Your introductory paragraph does just that: introduces the reader to your topic. The most important element of this paragraph is a strong thesis statement. This is the main argument of the essay. And, yes, a good thesis should be an argument—something that a reasonable person could disagree with. Pretend you’re writing a paper about the social movements of the 1960s. A thesis statement like, “There were many social movements in the 1960s,” is not argumentative. This is an historical fact. A stronger thesis would look like: “The greatest achievement of the civil rights movement was the passage of legislation to address racial inequalities.” This might not be the kind of argument that provokes heated debates at the dinner table, but it does need to be proved through evidence and reasoning. 

The Body...

Your job in the body of the essay is to prove your thesis. Your body paragraphs should each provide a different point of support for your thesis statement. In our paper on the civil rights movement, the first body paragraph could discuss the pressure activists put on legislators, the second could examine the legislation passed, and the third could explain why this legislation was the most significant achievement of the movement. 

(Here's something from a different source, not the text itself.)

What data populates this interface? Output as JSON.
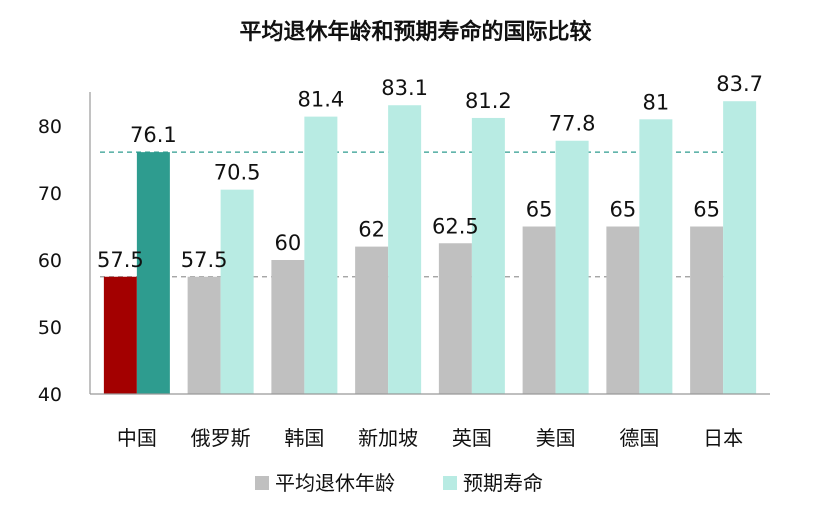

Each body paragraph begins with a topic sentence—this is a like a mini-thesis statement for that paragraph. The topic sentence for the first paragraph of our essay on the civil rights movement might be: “One of the main goals of the civil rights movement was the passage of legislation to redress racial inequalities.” The rest of the paragraph should provide concrete examples that support this topic sentence. In this case, you might point to specific marches or use quotes from activists discussing the importance of legislation.

The Conclusion...

Your conclusion is where you bring all the pieces of your essay together. Think of this paragraph like the closing arguments of a court case—it’s your last chance to prove your case to the reader now that they know all the evidence. In this case, I’ll conclude by saying: While the five-paragraph essay can sometimes feel rote, it also provides the foundation for a clear, well-organized, and compelling essay. As you become a more confident writer, you’ll find that you can go beyond the five-paragraph essay—in college, you’ll write essays with six, seven, even ten paragraphs—but the essential elements of your essay will remain the same. Learn how to master this form of writing now, and you will excel at academic writing in the years to come.